I did a tour in Vietnam in 67-68 with the 101st, and when I compare how were "protected" by a useless flack jacket and helmet compared to the robot like garments worn by the police, I can't help but wonder what these people think they're doing, other than to appear as outlandishly over dressed for the occasion. Instead of being ashamed of themselves, I have no doubt the quite like the appearance they pose. Whatever the case, you act like you dress, and the group psychology of the cops is apparent to anyone who has protested in front of them; many of them are clearly itching to apply some "asymmetrical warfare" to the sign carrying people in front of them.

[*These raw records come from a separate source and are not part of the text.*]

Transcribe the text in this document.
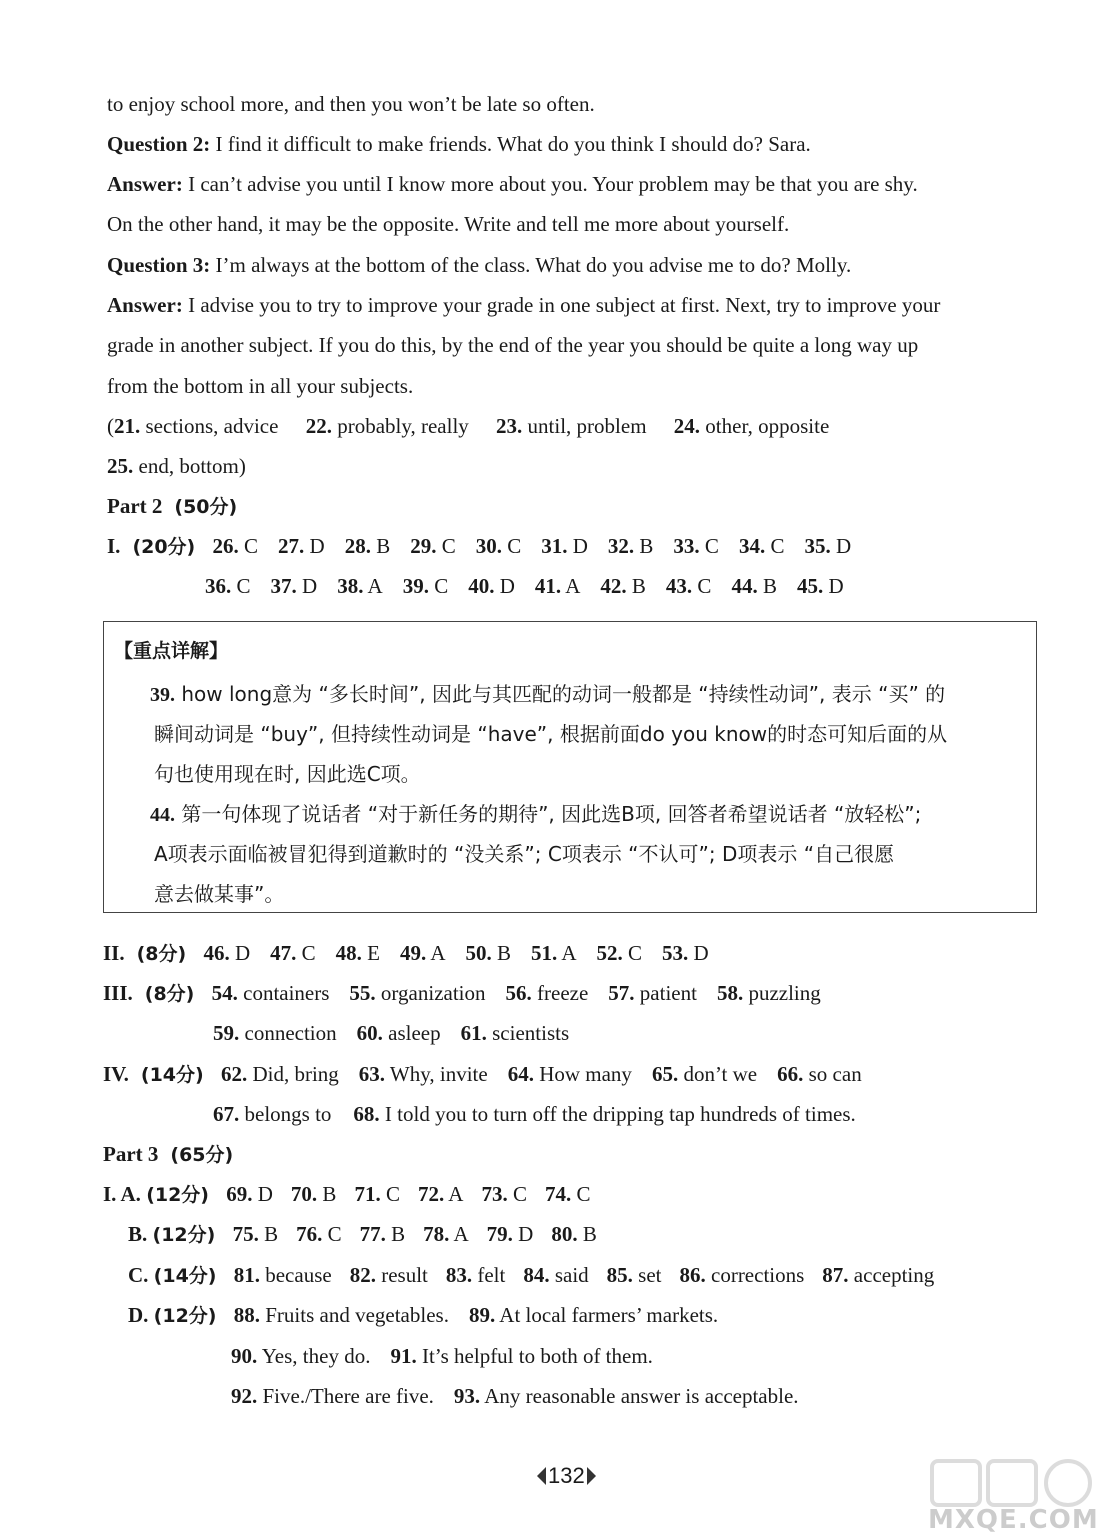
to enjoy school more, and then you won’t be late so often.
Question 2: I find it difficult to make friends. What do you think I should do? Sara.
Answer: I can’t advise you until I know more about you. Your problem may be that you are shy.
On the other hand, it may be the opposite. Write and tell me more about yourself.
Question 3: I’m always at the bottom of the class. What do you advise me to do? Molly.
Answer: I advise you to try to improve your grade in one subject at first. Next, try to improve your
grade in another subject. If you do this, by the end of the year you should be quite a long way up
from the bottom in all your subjects.
(21. sections, advice 22. probably, really 23. until, problem 24. other, opposite
25. end, bottom)
Part 2 (50分)
I. (20分) 26. C 27. D 28. B 29. C 30. C 31. D 32. B 33. C 34. C 35. D
36. C 37. D 38. A 39. C 40. D 41. A 42. B 43. C 44. B 45. D
【重点详解】
39. how long意为 “多长时间”, 因此与其匹配的动词一般都是 “持续性动词”, 表示 “买” 的
瞬间动词是 “buy”, 但持续性动词是 “have”, 根据前面do you know的时态可知后面的从
句也使用现在时, 因此选C项。
44. 第一句体现了说话者 “对于新任务的期待”, 因此选B项, 回答者希望说话者 “放轻松”;
A项表示面临被冒犯得到道歉时的 “没关系”; C项表示 “不认可”; D项表示 “自己很愿
意去做某事”。
II. (8分) 46. D 47. C 48. E 49. A 50. B 51. A 52. C 53. D
III. (8分) 54. containers 55. organization 56. freeze 57. patient 58. puzzling
59. connection 60. asleep 61. scientists
IV. (14分) 62. Did, bring 63. Why, invite 64. How many 65. don’t we 66. so can
67. belongs to 68. I told you to turn off the dripping tap hundreds of times.
Part 3 (65分)
I. A. (12分) 69. D 70. B 71. C 72. A 73. C 74. C
B. (12分) 75. B 76. C 77. B 78. A 79. D 80. B
C. (14分) 81. because 82. result 83. felt 84. said 85. set 86. corrections 87. accepting
D. (12分) 88. Fruits and vegetables. 89. At local farmers’ markets.
90. Yes, they do. 91. It’s helpful to both of them.
92. Five./There are five. 93. Any reasonable answer is acceptable.
132
MXQE.COM
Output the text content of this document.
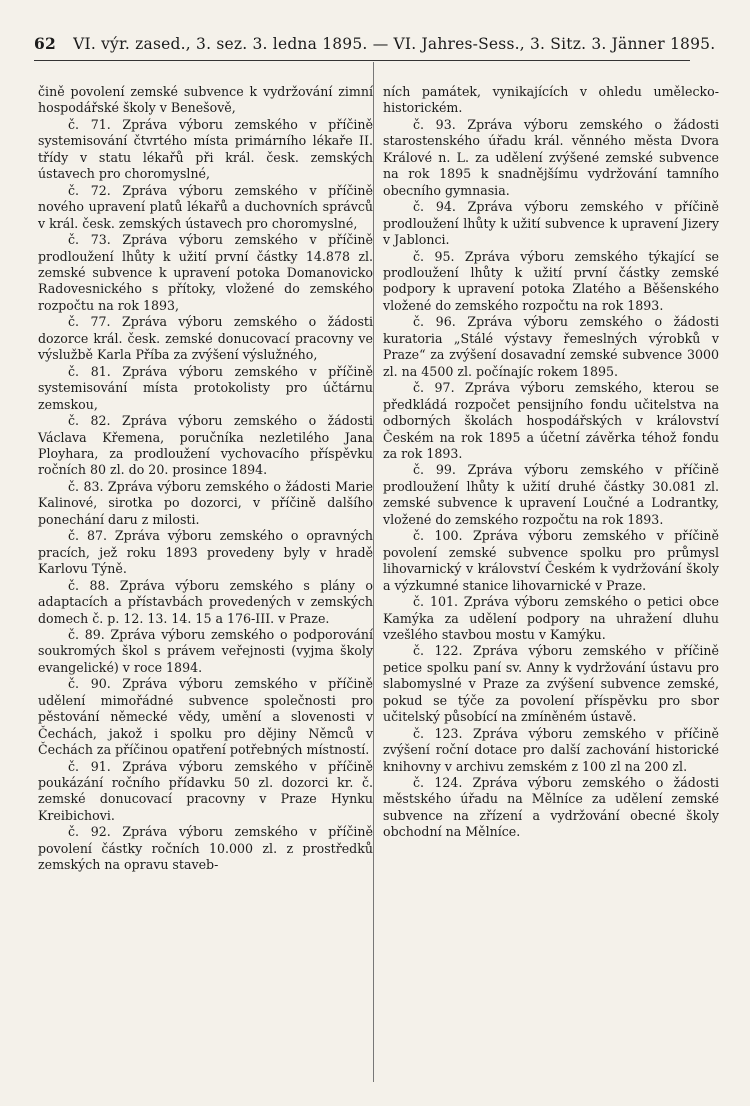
62 VI. výr. zased., 3. sez. 3. ledna 1895. — VI. Jahres-Sess., 3. Sitz. 3. Jänner 1895.

čině povolení zemské subvence k vydržování zimní hospodářské školy v Benešově,

č. 71. Zpráva výboru zemského v příčině systemisování čtvrtého místa primárního lékaře II. třídy v statu lékařů při král. česk. zemských ústavech pro choromyslné,

č. 72. Zpráva výboru zemského v příčině nového upravení platů lékařů a duchovních správců v král. česk. zemských ústavech pro choromyslné,

č. 73. Zpráva výboru zemského v příčině prodloužení lhůty k užití první částky 14.878 zl. zemské subvence k upravení potoka Domanovicko Radovesnického s přítoky, vložené do zemského rozpočtu na rok 1893,

č. 77. Zpráva výboru zemského o žádosti dozorce král. česk. zemské donucovací pracovny ve výslužbě Karla Příba za zvýšení výslužného,

č. 81. Zpráva výboru zemského v příčině systemisování místa protokolisty pro účtárnu zemskou,

č. 82. Zpráva výboru zemského o žádosti Václava Křemena, poručníka nezletilého Jana Ployhara, za prodloužení vychovacího příspěvku ročních 80 zl. do 20. prosince 1894.

č. 83. Zpráva výboru zemského o žádosti Marie Kalinové, sirotka po dozorci, v příčině dalšího ponechání daru z milosti.

č. 87. Zpráva výboru zemského o opravných pracích, jež roku 1893 provedeny byly v hradě Karlovu Týně.

č. 88. Zpráva výboru zemského s plány o adaptacích a přístavbách provedených v zemských domech č. p. 12. 13. 14. 15 a 176-III. v Praze.

č. 89. Zpráva výboru zemského o podporování soukromých škol s právem veřejnosti (vyjma školy evangelické) v roce 1894.

č. 90. Zpráva výboru zemského v příčině udělení mimořádné subvence společnosti pro pěstování německé vědy, umění a slovenosti v Čechách, jakož i spolku pro dějiny Němců v Čechách za příčinou opatření potřebných místností.

č. 91. Zpráva výboru zemského v příčině poukázání ročního přídavku 50 zl. dozorci kr. č. zemské donucovací pracovny v Praze Hynku Kreibichovi.

č. 92. Zpráva výboru zemského v příčině povolení částky ročních 10.000 zl. z prostředků zemských na opravu staveb-

ních památek, vynikajících v ohledu umělecko-historickém.

č. 93. Zpráva výboru zemského o žádosti starostenského úřadu král. věnného města Dvora Králové n. L. za udělení zvýšené zemské subvence na rok 1895 k snadnějšímu vydržování tamního obecního gymnasia.

č. 94. Zpráva výboru zemského v příčině prodloužení lhůty k užití subvence k upravení Jizery v Jablonci.

č. 95. Zpráva výboru zemského týkající se prodloužení lhůty k užití první částky zemské podpory k upravení potoka Zlatého a Běšenského vložené do zemského rozpočtu na rok 1893.

č. 96. Zpráva výboru zemského o žádosti kuratoria „Stálé výstavy řemeslných výrobků v Praze“ za zvýšení dosavadní zemské subvence 3000 zl. na 4500 zl. počínajíc rokem 1895.

č. 97. Zpráva výboru zemského, kterou se předkládá rozpočet pensijního fondu učitelstva na odborných školách hospodářských v království Českém na rok 1895 a účetní závěrka téhož fondu za rok 1893.

č. 99. Zpráva výboru zemského v příčině prodloužení lhůty k užití druhé částky 30.081 zl. zemské subvence k upravení Loučné a Lodrantky, vložené do zemského rozpočtu na rok 1893.

č. 100. Zpráva výboru zemského v příčině povolení zemské subvence spolku pro průmysl lihovarnický v království Českém k vydržování školy a výzkumné stanice lihovarnické v Praze.

č. 101. Zpráva výboru zemského o petici obce Kamýka za udělení podpory na uhražení dluhu vzešlého stavbou mostu v Kamýku.

č. 122. Zpráva výboru zemského v příčině petice spolku paní sv. Anny k vydržování ústavu pro slabomyslné v Praze za zvýšení subvence zemské, pokud se týče za povolení příspěvku pro sbor učitelský působící na zmíněném ústavě.

č. 123. Zpráva výboru zemského v příčině zvýšení roční dotace pro další zachování historické knihovny v archivu zemském z 100 zl na 200 zl.

č. 124. Zpráva výboru zemského o žádosti městského úřadu na Mělníce za udělení zemské subvence na zřízení a vydržování obecné školy obchodní na Mělníce.
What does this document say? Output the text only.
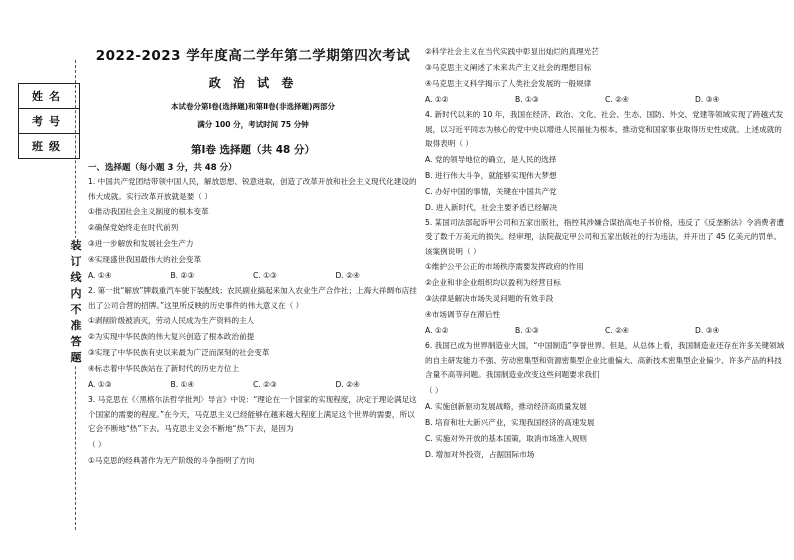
姓名
考号
班级
装
订
线
内
不
准
答
题
2022-2023 学年度高二学年第二学期第四次考试
政 治 试 卷
本试卷分第Ⅰ卷(选择题)和第Ⅱ卷(非选择题)两部分
满分 100 分，考试时间 75 分钟
第Ⅰ卷 选择题（共 48 分）
一、选择题（每小题 3 分，共 48 分）

1. 中国共产党团结带领中国人民，解放思想、锐意进取，创造了改革开放和社会主义现代化建设的伟大成就。实行改革开放就是要（ ）

①推动我国社会主义制度的根本变革

②确保党始终走在时代前列

③进一步解放和发展社会生产力

④实现盛世我国最伟大的社会变革

A. ①④	B. ②③	C. ①③	D. ②④

2. 第一批“解放”牌载重汽车驶下装配线；农民副业搞起来加入农业生产合作社；上海大祥绸布店挂出了公司合营的招牌。”这里所反映的历史事件的伟大意义在（ ）

①剥削阶级被消灭，劳动人民成为生产资料的主人

②为实现中华民族的伟大复兴创造了根本政治前提

③实现了中华民族有史以来最为广泛而深刻的社会变革

④标志着中华民族站在了新时代的历史方位上

A. ①③	B. ①④	C. ②③	D. ②④

3. 马克思在《〈黑格尔法哲学批判〉导言》中说：“理论在一个国家的实现程度，决定于理论满足这个国家的需要的程度。”在今天，马克思主义已经能够在越来越大程度上满足这个世界的需要，所以它会不断地“热”下去。马克思主义会不断地“热”下去，是因为

（ ）

①马克思的经典著作为无产阶级的斗争指明了方向

②科学社会主义在当代实践中彰显出灿烂的真理光芒

③马克思主义阐述了未来共产主义社会的理想目标

④马克思主义科学揭示了人类社会发展的一般规律

A. ①②	B. ①③	C. ②④	D. ③④

4. 新时代以来的 10 年，我国在经济、政治、文化、社会、生态、国防、外交、党建等领域实现了跨越式发展，以习近平同志为核心的党中央以增进人民福祉为根本，推动党和国家事业取得历史性成就。上述成就的取得表明（ ）

A. 党的领导地位的确立，是人民的选择

B. 进行伟大斗争，就能够实现伟大梦想

C. 办好中国的事情，关键在中国共产党

D. 进入新时代，社会主要矛盾已经解决

5. 某国司法部起诉甲公司和五家出版社，指控其涉嫌合谋抬高电子书价格，违反了《反垄断法》令消费者遭受了数千万美元的损失。经审理，法院裁定甲公司和五家出版社的行为违法，并开出了 45 亿美元的罚单。该案例说明（ ）

①维护公平公正的市场秩序需要发挥政府的作用

②企业和非企业组织均以盈利为经营目标

③法律是解决市场失灵问题的有效手段

④市场调节存在滞后性

A. ①②	B. ①③	C. ②④	D. ③④

6. 我国已成为世界制造业大国，“中国制造”享誉世界。但是，从总体上看，我国制造业还存在许多关键领域的自主研发能力不强、劳动密集型和资源密集型企业比重偏大、高新技术密集型企业偏少、许多产品的科技含量不高等问题。我国制造业改变这些问题要求我们

（ ）

A. 实施创新驱动发展战略，推动经济高质量发展

B. 培育和壮大新兴产业，实现我国经济的高速发展

C. 实施对外开放的基本国策，取消市场准入规则

D. 增加对外投资，占据国际市场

Lastly, the last 19 years of pointless ME wars have not only stoked anti Muslim/Arab racism always latent in this country, many of those having served overseas now wearing blue, it has also clearly increased both the identification and tangible connection between Israel and its views regarding subject populations and both the US political elite and its police arm, many of which now receive training from Israel, a process that has made clear the connection between Israeli political/cultural influence, and events here in the US. Israel did not create the problem, but it has certainly used events to further its influence within this country. I'd love to have five bucks for every time I've heard someone in a position of power defend certain draconian security policies by mentioning how Israel has had to learn that lesson the hard way, and adapted to it. Seemingly, the mere mention of Israel in connection with any action that is questioned is supposed to both be the definitive justification and to end the conversation, there and then.